Result-Driven Federalism: How the FCC Rationalizes the Lawfulness of Preemption

          
            The current FCC pushes the federal preemption envelope, currently with an initiative to further constrain states and municipalities from regulating and requiring payment for wireless antenna installations on public property.  See https://docs.fcc.gov/public/attachments/DOC-353962A1.pdf.  Once upon a time, Republicans deeply respected the concept of federalism: deference to state rights and reticence to extend the wingspan of federal oversight and interference.  Such regulatory humility evaporates when preemption achieves countervailing goals.  

            For wireless antenna site policy, the FCC majority sees the need to preempt greedy non-federal governments who want to extort money from wireless carriers.  Apparently, the goal of preventing outrageous rent extraction and delays in authorizing national security enhancing 5th Generation wireless justifies aggressive preemption, despite clear language in the Communications Act mandating shared jurisdiction.

            I can appreciate that some city councils, in particular, might look at wireless tower site authorization as a cash cow.  I can anticipate that some municipalities might try to extort outrageous payments and use the prospect of delay as negotiating leverage.  But I also can see wireless carriers using the FCC as lead blockers to beat municipalities and their citizens into submission.  What’s good for a wireless carrier must be good for society, right?  Tower siting decision making has nothing to do about aesthetics and respecting history and everything to do about ripping off big, bad corporations.

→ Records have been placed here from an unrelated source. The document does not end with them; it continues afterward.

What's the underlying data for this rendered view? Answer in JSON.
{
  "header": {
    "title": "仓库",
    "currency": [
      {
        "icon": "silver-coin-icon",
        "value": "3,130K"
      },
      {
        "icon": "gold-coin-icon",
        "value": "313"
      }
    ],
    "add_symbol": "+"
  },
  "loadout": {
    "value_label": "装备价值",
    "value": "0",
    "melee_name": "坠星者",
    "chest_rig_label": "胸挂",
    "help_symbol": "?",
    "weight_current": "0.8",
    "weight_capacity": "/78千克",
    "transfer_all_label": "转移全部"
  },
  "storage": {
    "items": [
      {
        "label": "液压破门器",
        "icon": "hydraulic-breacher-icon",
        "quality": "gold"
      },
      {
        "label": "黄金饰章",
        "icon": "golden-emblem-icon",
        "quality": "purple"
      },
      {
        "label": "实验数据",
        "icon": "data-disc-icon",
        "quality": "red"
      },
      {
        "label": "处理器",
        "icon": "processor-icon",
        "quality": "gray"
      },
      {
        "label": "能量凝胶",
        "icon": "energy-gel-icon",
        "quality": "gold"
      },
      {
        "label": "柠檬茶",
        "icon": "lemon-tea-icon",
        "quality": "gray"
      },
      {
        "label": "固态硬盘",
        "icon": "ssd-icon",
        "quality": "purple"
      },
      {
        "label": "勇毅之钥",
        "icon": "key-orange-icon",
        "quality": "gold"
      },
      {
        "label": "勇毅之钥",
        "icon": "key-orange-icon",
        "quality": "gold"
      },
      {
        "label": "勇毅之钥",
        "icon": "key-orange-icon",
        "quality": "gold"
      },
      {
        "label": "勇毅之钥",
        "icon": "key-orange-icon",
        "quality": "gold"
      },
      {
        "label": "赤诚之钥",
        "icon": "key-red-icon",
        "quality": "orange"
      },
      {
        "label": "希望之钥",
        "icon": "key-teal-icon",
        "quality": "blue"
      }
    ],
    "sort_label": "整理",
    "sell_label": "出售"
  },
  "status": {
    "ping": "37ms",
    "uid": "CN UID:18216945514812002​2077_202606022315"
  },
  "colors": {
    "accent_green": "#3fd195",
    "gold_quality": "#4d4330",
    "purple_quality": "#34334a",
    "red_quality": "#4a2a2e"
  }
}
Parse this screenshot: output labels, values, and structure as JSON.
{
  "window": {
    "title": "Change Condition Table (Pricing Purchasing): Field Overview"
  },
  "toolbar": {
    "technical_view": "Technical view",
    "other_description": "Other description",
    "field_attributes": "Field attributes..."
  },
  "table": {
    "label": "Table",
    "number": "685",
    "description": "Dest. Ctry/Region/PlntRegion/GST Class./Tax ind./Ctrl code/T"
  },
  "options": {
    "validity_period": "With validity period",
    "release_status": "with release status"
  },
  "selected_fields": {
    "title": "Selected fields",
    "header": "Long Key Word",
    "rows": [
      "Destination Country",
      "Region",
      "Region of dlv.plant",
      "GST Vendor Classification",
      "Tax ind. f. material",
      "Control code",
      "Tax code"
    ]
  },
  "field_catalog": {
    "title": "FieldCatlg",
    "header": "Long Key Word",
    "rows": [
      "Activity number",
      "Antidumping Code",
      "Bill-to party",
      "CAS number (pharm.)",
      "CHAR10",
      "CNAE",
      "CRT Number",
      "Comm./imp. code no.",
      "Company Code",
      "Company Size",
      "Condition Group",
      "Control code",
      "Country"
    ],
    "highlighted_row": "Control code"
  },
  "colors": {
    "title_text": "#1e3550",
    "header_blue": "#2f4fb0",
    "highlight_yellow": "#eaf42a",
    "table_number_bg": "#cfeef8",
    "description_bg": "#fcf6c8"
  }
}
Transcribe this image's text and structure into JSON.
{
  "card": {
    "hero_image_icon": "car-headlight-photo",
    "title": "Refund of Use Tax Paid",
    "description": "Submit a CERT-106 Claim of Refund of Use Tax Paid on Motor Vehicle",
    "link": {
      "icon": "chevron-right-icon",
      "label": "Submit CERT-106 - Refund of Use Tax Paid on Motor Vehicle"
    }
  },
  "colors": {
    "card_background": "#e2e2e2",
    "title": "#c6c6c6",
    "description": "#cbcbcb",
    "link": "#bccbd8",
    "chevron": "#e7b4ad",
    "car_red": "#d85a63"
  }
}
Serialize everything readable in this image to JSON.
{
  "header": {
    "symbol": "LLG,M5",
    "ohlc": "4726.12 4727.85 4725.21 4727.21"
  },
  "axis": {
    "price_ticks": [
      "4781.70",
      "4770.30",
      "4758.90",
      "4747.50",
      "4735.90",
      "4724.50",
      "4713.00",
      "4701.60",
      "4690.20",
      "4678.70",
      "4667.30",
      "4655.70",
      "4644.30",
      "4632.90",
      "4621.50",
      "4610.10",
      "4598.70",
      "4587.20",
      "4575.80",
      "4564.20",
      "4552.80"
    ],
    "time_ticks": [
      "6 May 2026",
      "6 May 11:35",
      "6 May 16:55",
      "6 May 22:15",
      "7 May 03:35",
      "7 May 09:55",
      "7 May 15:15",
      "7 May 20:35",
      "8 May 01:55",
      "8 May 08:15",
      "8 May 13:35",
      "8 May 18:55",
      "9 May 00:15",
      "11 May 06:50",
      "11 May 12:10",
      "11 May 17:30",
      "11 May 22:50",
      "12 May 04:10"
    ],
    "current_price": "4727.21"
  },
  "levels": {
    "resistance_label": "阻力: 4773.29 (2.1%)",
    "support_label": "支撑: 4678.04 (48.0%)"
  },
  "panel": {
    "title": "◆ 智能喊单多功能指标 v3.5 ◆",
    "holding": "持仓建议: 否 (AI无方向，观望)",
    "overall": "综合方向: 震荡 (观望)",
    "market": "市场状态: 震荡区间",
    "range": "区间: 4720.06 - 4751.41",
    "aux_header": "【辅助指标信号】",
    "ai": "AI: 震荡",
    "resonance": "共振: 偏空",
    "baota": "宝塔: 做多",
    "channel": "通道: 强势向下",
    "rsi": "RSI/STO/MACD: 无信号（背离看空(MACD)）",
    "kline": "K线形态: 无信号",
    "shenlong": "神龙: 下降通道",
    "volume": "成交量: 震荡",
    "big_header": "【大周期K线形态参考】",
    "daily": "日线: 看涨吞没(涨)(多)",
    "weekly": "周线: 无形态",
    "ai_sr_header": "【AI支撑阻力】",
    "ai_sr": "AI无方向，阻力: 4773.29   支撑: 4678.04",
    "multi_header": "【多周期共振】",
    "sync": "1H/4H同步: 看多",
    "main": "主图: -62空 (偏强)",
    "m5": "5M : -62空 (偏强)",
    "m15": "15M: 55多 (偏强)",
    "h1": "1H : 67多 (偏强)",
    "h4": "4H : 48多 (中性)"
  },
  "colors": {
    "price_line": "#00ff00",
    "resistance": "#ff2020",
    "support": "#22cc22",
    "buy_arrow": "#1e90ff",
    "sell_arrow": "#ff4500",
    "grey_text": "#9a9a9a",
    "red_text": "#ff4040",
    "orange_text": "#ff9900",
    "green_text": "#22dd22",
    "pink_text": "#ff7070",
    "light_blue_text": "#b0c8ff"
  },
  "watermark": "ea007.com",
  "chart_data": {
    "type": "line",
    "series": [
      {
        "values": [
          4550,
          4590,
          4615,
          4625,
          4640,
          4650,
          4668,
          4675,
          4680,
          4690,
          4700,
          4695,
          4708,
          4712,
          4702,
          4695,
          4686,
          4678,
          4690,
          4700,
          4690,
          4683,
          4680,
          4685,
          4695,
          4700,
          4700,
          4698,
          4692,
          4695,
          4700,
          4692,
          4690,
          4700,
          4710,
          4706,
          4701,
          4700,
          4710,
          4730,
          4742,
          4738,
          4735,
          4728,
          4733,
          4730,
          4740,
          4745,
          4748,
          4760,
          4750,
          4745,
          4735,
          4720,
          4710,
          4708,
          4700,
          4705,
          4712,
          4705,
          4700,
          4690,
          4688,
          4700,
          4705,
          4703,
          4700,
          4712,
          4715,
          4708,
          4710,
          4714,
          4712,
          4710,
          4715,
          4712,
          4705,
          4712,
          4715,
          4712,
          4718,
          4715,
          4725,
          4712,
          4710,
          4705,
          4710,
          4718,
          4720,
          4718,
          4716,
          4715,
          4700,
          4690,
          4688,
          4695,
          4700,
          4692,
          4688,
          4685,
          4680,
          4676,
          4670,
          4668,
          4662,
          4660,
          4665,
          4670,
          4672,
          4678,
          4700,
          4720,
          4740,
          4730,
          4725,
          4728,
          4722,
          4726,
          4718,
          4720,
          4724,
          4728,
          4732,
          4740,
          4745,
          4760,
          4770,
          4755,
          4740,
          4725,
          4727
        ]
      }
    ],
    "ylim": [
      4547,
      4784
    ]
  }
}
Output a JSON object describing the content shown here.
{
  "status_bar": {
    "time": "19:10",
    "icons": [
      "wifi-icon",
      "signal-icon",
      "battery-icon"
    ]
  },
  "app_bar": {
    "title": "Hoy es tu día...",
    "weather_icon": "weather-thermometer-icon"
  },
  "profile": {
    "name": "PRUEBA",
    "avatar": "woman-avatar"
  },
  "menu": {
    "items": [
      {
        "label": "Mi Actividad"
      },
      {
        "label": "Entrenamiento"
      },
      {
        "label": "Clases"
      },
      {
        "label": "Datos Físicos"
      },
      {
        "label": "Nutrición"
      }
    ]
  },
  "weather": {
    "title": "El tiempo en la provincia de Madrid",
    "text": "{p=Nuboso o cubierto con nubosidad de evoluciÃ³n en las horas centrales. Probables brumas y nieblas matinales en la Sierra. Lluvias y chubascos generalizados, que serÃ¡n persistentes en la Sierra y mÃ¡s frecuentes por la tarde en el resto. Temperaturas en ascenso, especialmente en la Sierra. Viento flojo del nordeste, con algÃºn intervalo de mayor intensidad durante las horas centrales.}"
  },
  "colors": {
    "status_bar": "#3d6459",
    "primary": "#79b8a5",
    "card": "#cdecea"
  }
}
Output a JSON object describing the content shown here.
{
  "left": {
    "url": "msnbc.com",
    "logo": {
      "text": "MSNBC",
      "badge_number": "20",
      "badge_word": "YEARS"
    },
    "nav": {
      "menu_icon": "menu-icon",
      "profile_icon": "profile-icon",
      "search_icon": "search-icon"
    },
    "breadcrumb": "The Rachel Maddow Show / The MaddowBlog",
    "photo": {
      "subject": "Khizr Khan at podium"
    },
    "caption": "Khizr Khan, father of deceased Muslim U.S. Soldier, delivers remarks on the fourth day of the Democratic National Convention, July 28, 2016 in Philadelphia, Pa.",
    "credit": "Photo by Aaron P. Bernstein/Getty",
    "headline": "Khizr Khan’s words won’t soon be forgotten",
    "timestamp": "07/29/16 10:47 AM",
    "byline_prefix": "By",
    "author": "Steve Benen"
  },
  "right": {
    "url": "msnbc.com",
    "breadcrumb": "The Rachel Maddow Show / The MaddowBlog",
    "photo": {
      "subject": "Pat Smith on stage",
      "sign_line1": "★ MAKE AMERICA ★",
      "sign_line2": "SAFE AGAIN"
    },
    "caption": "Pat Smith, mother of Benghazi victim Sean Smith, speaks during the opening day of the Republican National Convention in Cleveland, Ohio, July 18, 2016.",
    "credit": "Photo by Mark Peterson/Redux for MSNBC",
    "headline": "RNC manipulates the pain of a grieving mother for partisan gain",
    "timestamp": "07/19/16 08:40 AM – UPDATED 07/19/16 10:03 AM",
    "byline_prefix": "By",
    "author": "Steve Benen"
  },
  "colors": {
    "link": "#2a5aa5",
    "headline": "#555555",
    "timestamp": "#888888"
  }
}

            Antenna siting has become a contentious issue, because of an ever increasing number of needed locations.  The migration to 5th Generation wireless service will trigger a massive increase in antenna sites, because new technologies have smaller “footprints” requiring more antenna installations.  This matter is all about money, but conflicting interpretations of federalism partially obscure this reality.

            Money and serving different constituencies force FCC regulators to abandon any semblance of jurisprudential consistency.  In this strange time, a political party predisposed to support federalism and reliant on the Federalist Society to vet judicial candidates, has to turn its back on a baseline and fundamental philosophical construct.  Republican FCC Commissioners want largely to preempt states and municipalities from economic regulation of wireless tower sites, but they rallied around the state’s right flag when their Democratic counterparts wanted to preempt state laws prohibiting the installation or expansion of Wi-Fi and other broadband networks.  The Sixth Circuit Court of Appeals accepted the argument that Congress did not sufficiently articulate a federal mandate of supporting broadband technology deployment and preventing laws, regulations and policies that thwart this goal.  See http://www.opn.ca6.uscourts.gov/opinions.pdf/16a0189p-06.pdf.

            Reasonable people can disagree agreeably about the breadth, reach and scope of the FCC’s jurisdiction.  What I can’t tolerate is the sanctimony and righteous indignation of federalist advocates who readily ignore the principle when favored stakeholders knock on their door.